Ada yang berbeda saat persembahan pada misa yang bertepatan dengan Hari Pangan Sedunia, Minggu (16/10) pk. 08.00 di Gereja Santa Perawan Maria Ratu Rosario Suci Randusari Katedral Semarang. Puluhan orang menari dengan jenaka mengawali perarakan persembahan. Kostum mereka menarik perhatian: kaus warna warni bertuliskan Aja Drengki, Aja Srei, Njupuk Siji, plus kacamata hitam, topi, kipas, dan selendang yang dililitkan di pinggang. Persembahan yang dibawa pun lain dari biasanya; ada kacang panjang, kubis, timun, wortel, ketela, ubi jalar, kelapa muda, pisang, dan sayuran lainnya.

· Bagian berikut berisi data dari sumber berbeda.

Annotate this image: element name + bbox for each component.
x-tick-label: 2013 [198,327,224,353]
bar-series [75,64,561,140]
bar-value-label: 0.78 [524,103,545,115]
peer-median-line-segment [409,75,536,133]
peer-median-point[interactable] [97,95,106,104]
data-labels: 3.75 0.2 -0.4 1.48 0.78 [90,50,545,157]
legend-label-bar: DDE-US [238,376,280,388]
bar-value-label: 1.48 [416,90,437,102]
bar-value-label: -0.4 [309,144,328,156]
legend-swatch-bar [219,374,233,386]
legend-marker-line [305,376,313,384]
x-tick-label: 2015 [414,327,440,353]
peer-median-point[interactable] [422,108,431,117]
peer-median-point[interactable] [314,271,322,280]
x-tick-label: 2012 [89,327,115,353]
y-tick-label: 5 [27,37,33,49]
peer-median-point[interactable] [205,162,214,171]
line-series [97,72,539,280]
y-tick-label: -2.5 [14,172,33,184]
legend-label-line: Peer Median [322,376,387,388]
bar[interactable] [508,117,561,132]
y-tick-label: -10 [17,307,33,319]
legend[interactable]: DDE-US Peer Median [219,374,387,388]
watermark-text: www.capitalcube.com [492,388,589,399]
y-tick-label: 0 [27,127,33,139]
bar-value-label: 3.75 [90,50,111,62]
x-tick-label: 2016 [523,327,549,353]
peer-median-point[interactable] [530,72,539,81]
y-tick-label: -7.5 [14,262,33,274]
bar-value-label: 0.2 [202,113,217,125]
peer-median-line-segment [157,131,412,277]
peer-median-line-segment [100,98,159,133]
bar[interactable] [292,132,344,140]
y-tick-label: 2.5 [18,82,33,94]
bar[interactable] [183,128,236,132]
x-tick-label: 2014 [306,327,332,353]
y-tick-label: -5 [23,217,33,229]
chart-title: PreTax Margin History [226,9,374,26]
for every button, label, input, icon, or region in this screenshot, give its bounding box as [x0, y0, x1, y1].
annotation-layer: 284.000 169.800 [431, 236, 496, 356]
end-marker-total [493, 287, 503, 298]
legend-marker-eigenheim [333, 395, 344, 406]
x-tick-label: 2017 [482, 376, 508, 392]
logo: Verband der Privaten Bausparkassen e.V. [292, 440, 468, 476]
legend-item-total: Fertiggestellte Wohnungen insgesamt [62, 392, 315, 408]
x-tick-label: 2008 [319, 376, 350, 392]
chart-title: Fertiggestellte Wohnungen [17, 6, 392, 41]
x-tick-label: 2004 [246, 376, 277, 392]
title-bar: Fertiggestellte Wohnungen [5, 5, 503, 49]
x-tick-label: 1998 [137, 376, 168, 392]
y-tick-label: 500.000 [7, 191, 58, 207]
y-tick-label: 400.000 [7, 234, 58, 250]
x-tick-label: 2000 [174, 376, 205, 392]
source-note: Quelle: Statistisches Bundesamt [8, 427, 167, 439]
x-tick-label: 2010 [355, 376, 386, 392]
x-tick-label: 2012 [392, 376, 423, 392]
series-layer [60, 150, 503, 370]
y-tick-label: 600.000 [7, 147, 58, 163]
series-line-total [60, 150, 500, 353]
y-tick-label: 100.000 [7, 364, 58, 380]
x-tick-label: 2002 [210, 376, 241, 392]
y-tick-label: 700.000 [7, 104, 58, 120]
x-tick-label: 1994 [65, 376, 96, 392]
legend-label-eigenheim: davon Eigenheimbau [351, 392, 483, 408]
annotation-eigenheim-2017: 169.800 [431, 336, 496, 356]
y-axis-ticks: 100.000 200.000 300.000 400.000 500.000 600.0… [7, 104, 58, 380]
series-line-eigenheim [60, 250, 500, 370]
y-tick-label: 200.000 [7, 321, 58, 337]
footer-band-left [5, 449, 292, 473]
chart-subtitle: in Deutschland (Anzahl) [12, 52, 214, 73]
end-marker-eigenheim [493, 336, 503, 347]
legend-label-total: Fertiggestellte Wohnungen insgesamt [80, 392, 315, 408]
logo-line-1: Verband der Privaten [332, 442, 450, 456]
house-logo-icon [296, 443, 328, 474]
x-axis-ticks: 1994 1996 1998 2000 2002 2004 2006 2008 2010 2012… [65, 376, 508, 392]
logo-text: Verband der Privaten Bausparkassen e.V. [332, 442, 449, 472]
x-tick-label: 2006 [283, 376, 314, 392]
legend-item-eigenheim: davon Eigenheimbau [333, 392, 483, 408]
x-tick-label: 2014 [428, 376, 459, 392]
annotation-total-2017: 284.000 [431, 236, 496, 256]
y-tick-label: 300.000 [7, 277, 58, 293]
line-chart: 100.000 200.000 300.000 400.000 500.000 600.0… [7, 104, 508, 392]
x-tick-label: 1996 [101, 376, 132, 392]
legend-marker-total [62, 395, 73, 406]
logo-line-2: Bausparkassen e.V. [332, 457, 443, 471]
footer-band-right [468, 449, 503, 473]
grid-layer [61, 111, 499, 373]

“Masalah pangan adalah masalah yang kompleks karena banyak hal terkait satu sama lain, bukan hanya soal kemiskinan dan kelaparan, tetapi termasuk kekurangan gizi/stunting. Lalu perubahan iklim yang mempengaruhi produksi pangan, juga kualitas pangan, belum lagi terkait pendistribusian dan perdagangan,” ucap Rm. Herman saat mengawali homilinya.
Ada sebagian yang berkelimpahan pangan, tetapi di tempat lain masih ada yang berkekurangan. Di satu sisi ada banyak sampah makanan, tetapi di sisi lain banyak masyarakat yang masih kekurangan pangan.
Menurut Paus Fransiskus, masalah kelaparan bukan masalah materi dan ekonomi saja, tetapi juga masalah moral. Oleh karena itu, kita diajak untuk menghargai makanan. Dengan menghargai makanan, kita menghargai setiap pribadi manusia. Kita menghargai makanan dan tidak mudah membuang makanan. Kita bersyukur atas makanan yang ada dan makan secukupnya sesuai kebutuhan kita.
“Ambil secukupnya. Kalau kurang boleh nambah, tetapi jangan sampai makanan yang sudah diambil tidak habis lalu dibuang,” tegas Rm. Herman. Usai misa, umat menikmati jajan pasar di halaman gereja. Mereka terus diingatkan untuk mengambil secukupnya, njupuk siji agar umat yang lain juga kebagian.